- FG Loses N43.48bn Foreign Airlines BASA Remittances
The federal government may have lost over N43.48 billion ($144 million) remittances paid by international airlines as reciprocity charges in the Bilateral Air Service Agreement (BASA) from 2014 to the end of 2016 due to the decision of the Ministry of Transport to stop collecting the charges without providing alternative payment platform for the airlines.
These are royalty payments for the frequencies operated by the foreign airlines from Nigeria to destinations where there are no corresponding reciprocity from Nigerian airlines. The payments are calculated per passenger and over the years millions of dollars have accrued to Nigeria, which were used for airport and other aviation development. These funds used to be in the custody of the defunct Nigeria Airways Limited (NAL) before it was liquidated.
However, the federal government has just been allowing these foreign airlines to operate freely to Nigeria and at the same time government allots multidesignations to the foreign carriers thus stifling the market for the local airlines.
Industry stakeholders said such accruals could have been used to upgrade and rebuild the nation’s navigational aids, provide airfield lighting at the country’s many airports or used to support aviation agencies and reduce the huge charges domestic carriers pay to the parastatals.
The then Ministry of Aviation scrapped the payments in response to the request of the International Air Transport Association (IATA), which indicated that its member airlines should stop paying royalties to nations.
It was gathered that mostly European carriers campaigned for the abrogation of payment of royalties through IATA and while other countries were still studying the request, Nigeria hastily adopted the policy.
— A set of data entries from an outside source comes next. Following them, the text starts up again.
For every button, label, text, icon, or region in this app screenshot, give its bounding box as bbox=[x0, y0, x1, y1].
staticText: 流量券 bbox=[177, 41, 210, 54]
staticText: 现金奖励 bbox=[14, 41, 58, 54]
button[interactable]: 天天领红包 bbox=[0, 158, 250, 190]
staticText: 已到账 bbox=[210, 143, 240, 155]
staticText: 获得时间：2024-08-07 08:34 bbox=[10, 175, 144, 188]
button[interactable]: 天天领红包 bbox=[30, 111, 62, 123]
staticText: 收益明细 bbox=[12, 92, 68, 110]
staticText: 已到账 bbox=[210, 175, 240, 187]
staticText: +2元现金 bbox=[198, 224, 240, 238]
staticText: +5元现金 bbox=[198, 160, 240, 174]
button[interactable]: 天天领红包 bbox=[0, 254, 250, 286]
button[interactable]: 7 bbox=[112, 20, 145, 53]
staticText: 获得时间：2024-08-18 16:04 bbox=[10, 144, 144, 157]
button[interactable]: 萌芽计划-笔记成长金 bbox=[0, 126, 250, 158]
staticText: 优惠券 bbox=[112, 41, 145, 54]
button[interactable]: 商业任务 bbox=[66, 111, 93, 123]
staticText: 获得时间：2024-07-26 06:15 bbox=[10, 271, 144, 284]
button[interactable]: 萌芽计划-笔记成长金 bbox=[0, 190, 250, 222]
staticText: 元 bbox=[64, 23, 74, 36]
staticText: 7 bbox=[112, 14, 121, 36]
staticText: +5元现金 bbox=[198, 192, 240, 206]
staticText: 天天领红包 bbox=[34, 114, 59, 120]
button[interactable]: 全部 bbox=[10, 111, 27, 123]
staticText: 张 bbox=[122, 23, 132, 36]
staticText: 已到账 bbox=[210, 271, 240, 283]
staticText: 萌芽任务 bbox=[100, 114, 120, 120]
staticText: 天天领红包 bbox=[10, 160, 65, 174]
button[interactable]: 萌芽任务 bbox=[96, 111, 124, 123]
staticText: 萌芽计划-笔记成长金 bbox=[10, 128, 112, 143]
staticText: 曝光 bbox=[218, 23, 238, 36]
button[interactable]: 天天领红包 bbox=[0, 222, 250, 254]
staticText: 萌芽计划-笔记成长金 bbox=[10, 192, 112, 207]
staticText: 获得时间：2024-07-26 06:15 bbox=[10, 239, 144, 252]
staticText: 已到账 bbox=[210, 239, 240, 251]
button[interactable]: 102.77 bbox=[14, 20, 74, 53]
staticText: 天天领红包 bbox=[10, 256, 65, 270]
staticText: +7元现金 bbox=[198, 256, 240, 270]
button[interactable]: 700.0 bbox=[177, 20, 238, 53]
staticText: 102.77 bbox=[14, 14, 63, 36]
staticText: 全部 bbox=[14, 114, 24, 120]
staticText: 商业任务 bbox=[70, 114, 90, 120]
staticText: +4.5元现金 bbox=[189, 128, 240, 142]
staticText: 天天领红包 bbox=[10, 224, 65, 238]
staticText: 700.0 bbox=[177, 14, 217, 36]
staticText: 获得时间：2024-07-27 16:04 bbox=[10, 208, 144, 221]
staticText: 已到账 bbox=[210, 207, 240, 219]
As a result, over 30 foreign carriers that operate into Nigeria do not pay royalties to government.
According to authoritative source from the Ministry of Transport, the ministry, which quickly spearheaded the scrapping of BASA funds did not introduce slot allocation as an alternative and which would have yielded more revenues to government.
While Nigeria had since scrapped the payment of royalties, other countries still collect same from airlines that operate to their cities.
The source said that the decision was self-serving and was never done in the interest of the country.
Rather, some airlines might have massaged the parochial interests of officials in the Ministry of Aviation to quickly adopt the policy which deadline had not been given and might not be given in the nearest possible time,” a source said.
“Since the scrapping of payment of royalties there has not been any directive about what to do next. This would be handled by the Ministry of Transport because it was the Ministry that removed the payments, although in other countries it is the Civil Aviation Authority that negotiates BASA and frequencies with representatives of other countries. It is a peculiar situation in Nigeria that the Ministry has to do all these things,” the source added.
The source noted that since the scrapping of BASA funds there has been funding gaps because “we don’t go to their countries, they come. We don’t have the capacity to operate international destinations, but the decision was taken too quickly by the Ministry of Transport. Overseas, you deal with CAAs. It is even our officials that fly to those countries to go and negotiate when we do not have our airlines to benefit from it. They should have come here to negotiate with us, which is the way it is done elsewhere.”
Industry veteran and former President of Aviation Round Table (ART), Captain Dele Ore on Monday condemned the decision of the federal government to scrap the payment of royalties by the foreign airlines and said the decision to remove it was ill advised because there is nothing Nigeria is getting from the foreign carriers.
The Executive Chairman of Airline Operators of Nigeria (AON), Captain Nogie Meggison attributed the decision to scrap the BASA payment by the Ministry to the many bad policies that had held the aviation industry down, saying that it is BASA that governs the country’s foreign airlines’ policy and therefore should be reviewed.